Auriel walking toward me.

“The fuck are you doing here?” One of the soturi had woken up, and I was immediately pulled back to reality.

But Rhyan hadn’t been. He was still on his knees, still somewhere else, not seeing what was before him.

I unsheathed my sword, facing the Glemarian soturion. “I don’t want to hurt you,” I said.

“Don’t worry,” he said. “Because I’ll be hurting you.”

Our steel clashed just as another gryphon soared overhead, screeching into the snowstorm. I swung out, stepping away from the statue, not to retreat but to draw the soturion away from Rhyan. I needed him to stay clear of him until this vision or whatever was happening had passed.

The soturion charged at me, snarling.

But I blocked him easily, pushing his sword back. Using the moment of his surprise, I spun out and attacked again, my boots sliding in the snow.

With a swift lift of his arm, our blades crashed, ringing until I pulled back. His gaze fell on Rhyan.

I raised my sword over my head, breathing deeply, my breath on the air, my fingers tightening and loosening over the hilt. I couldn’t miss. I didn’t have much time.

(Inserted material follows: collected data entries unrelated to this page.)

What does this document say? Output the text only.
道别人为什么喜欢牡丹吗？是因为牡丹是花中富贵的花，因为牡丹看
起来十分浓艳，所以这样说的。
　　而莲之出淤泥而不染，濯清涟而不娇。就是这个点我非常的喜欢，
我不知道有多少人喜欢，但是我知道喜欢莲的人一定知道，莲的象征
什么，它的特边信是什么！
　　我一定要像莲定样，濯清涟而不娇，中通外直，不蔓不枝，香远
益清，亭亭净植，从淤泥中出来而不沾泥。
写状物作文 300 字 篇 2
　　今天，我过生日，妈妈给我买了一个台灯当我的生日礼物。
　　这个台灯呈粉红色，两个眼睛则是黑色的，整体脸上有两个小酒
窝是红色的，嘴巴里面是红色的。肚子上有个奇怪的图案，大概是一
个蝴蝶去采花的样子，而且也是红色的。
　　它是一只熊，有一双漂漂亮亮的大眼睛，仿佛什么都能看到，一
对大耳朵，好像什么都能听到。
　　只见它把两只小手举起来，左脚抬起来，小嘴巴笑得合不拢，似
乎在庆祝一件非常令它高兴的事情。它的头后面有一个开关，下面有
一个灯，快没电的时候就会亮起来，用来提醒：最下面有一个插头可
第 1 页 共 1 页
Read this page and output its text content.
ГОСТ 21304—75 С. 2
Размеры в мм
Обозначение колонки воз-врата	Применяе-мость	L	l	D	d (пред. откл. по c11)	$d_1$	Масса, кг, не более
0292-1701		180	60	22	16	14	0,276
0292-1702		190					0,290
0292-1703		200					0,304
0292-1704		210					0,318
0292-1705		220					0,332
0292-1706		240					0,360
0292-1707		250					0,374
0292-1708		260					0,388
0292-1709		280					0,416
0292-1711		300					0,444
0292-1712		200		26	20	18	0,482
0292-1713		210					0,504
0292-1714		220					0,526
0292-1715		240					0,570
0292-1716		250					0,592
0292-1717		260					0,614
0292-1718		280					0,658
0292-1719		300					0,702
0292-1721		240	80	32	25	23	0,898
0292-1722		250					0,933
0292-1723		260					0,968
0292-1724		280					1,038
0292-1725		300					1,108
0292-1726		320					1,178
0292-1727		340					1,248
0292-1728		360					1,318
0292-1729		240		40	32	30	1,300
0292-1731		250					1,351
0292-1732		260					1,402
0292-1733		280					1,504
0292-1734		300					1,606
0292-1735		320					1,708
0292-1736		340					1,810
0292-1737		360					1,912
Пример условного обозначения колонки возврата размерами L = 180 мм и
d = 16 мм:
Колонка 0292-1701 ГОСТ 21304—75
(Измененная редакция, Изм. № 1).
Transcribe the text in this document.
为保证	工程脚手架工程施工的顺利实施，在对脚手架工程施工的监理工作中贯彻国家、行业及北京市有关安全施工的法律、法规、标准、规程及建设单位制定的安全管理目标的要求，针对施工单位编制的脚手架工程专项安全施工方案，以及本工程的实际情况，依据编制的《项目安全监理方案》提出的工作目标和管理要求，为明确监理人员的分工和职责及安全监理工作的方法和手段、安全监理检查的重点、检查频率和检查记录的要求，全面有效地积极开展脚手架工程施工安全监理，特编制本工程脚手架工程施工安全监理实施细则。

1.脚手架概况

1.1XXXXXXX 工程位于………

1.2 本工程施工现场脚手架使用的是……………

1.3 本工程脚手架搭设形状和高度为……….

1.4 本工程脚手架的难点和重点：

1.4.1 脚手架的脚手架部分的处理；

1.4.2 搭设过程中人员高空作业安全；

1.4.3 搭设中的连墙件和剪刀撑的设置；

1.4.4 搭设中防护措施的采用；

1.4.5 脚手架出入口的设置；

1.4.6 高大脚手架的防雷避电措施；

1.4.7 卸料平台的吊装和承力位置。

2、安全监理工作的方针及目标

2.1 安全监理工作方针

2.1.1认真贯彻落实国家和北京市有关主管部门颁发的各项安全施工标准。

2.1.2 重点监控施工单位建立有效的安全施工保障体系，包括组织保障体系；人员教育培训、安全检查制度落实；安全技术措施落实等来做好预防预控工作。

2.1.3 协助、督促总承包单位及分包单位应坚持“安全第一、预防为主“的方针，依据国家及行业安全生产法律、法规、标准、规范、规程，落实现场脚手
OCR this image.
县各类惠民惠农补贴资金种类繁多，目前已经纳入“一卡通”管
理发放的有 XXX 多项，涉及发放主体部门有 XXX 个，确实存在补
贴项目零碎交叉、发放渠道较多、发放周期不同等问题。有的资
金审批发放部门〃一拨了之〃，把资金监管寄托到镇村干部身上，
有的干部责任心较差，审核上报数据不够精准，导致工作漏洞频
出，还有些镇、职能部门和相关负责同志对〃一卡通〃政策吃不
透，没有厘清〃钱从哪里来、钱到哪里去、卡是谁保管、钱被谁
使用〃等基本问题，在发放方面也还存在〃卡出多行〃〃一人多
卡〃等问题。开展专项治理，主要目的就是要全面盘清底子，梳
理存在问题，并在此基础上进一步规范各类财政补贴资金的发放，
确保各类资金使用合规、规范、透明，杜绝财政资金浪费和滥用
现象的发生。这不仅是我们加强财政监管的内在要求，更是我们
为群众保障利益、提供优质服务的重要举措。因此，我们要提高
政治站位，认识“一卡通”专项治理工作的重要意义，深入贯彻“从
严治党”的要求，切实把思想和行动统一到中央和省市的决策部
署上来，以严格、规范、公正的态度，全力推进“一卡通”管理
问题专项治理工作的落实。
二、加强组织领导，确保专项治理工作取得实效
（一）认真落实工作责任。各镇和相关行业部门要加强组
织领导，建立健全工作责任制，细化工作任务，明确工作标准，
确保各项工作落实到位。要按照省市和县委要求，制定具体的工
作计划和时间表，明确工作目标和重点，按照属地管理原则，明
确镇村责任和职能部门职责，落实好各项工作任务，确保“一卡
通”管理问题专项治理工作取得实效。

I lunged to crash my sword on his shoulder, but his blade blocked me, the impact so forceful I nearly crashed into the seraphim. I grunted in frustration and spun on my heels. He’d widened his stance and had a derogatory look in his eyes, like he didn’t believe I could take him.

But what he thought didn’t matter. I knew how hard I’d trained, knew I’d slain two akadim, and I ran at full speed.